The comments today from the North Australian Aboriginal Justice Agency (NAAJA) Acting CEO, Anthony Beven, are not only irresponsible, they are utterly absurd.
To suggest that the Commonwealth should pull funding from the NT Police Force until a meeting takes place is reckless and inflammatory.
These kinds of outbursts do nothing but create confusion and fear in remote communities who rely on police for safety and protection.
Threatening to cut essential funding to remote policing is counterproductive, dangerous, and undermines community confidence.
The CLP Government will not be distracted by political grandstanding.
We are focused on fixing the mess left behind after eight years of Labor's weak, offender-focused justice system. The consequences of Labor's neglect are still being felt today, with clogged courts, overcrowded facilities, spiralling crime, and communities left behind.

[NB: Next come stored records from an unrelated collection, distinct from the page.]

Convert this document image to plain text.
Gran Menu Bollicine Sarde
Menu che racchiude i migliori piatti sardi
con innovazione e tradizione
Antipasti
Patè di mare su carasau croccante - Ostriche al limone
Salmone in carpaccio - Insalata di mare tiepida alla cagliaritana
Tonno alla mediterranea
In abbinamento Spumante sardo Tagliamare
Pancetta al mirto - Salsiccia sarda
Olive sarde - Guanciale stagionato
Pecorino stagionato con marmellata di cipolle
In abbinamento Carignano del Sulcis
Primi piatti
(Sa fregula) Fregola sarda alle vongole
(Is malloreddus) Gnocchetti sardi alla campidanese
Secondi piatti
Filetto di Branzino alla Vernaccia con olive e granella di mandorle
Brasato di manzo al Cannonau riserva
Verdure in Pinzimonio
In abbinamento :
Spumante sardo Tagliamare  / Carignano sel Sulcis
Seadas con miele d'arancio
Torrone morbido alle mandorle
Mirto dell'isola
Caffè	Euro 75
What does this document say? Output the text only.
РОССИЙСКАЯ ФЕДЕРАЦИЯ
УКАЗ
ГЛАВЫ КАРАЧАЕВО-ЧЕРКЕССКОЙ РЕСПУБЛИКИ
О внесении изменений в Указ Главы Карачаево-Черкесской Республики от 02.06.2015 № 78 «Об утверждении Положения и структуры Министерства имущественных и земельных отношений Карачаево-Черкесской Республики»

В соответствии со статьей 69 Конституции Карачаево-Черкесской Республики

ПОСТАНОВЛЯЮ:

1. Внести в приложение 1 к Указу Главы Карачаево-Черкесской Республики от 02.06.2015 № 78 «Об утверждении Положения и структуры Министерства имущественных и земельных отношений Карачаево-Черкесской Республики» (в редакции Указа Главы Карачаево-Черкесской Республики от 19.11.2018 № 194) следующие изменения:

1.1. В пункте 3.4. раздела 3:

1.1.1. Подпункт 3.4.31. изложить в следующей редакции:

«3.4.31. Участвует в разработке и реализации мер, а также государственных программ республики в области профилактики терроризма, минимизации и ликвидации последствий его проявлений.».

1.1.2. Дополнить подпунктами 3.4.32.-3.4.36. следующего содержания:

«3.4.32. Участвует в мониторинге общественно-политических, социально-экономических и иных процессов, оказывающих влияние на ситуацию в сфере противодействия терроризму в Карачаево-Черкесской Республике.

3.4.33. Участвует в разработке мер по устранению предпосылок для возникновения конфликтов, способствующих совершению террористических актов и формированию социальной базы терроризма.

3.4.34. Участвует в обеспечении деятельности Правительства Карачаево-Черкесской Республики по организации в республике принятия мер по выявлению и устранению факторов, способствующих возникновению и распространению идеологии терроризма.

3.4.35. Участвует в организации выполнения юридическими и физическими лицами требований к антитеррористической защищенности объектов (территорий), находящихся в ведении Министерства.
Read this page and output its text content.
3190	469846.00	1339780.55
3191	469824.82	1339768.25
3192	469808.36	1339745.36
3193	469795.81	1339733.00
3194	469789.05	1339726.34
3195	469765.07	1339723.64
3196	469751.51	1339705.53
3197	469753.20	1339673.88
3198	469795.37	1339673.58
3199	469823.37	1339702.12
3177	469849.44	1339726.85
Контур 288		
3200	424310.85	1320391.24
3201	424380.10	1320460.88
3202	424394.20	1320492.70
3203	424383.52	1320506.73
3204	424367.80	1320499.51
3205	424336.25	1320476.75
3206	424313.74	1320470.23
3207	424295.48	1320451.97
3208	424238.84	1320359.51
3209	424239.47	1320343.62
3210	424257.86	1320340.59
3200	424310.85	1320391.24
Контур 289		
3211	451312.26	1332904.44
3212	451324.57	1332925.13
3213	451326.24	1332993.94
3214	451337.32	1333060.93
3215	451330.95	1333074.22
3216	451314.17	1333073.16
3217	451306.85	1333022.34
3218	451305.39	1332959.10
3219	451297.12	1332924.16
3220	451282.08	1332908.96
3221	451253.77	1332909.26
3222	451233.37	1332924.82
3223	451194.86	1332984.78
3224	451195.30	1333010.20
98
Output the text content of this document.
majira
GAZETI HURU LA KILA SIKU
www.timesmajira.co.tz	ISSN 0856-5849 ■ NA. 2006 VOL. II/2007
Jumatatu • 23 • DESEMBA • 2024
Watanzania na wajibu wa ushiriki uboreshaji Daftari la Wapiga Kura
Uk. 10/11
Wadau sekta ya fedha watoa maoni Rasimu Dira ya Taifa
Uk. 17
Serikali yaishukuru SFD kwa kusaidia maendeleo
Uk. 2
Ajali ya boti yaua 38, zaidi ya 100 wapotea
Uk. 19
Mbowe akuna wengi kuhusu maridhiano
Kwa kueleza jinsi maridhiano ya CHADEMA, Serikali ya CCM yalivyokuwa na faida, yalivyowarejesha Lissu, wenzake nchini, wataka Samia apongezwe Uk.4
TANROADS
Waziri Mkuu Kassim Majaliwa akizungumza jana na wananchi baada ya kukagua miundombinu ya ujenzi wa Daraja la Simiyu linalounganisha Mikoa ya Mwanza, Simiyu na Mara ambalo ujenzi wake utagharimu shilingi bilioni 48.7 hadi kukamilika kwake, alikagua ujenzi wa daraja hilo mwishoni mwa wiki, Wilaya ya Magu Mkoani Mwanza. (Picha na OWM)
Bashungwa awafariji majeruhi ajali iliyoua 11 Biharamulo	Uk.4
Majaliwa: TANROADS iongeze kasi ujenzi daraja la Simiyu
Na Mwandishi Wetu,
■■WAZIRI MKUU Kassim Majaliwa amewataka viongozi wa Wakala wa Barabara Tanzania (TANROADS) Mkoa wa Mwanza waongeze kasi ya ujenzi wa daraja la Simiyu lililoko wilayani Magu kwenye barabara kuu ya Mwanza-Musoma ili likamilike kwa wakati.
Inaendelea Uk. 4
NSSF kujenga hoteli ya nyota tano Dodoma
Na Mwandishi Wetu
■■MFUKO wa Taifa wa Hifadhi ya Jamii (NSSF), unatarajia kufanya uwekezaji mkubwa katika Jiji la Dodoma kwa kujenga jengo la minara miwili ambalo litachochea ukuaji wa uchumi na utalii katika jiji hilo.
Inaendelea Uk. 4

There is no alternative: those who break the law will be arrested. Corrections will continue to expand capacity to ensure those who are remanded or sentenced have a bed, because that's what the community expects.
An additional 238 beds will come online at Berrimah Correctional Centre by mid-August, on top of the more than 600 beds the CLP has delivered in Darwin and Alice Springs since coming to office last August. We are fast-tracking infrastructure, strengthening laws, and properly resourcing our police.
In contrast to today's grandstanding, the Director of Legal Aid reached out to me this morning with practical solutions to help ease pressure on the justice system. Legal Aid has stepped up - working to fast-track remand matters, reduce overcrowding at the Palmerston Watch House, and support greater efficiency across the courts.
This is a practical contribution, exactly the kind of constructive action we need to see more of.
Our government is acting, Labor failed to.
We will not leave criminals on the streets.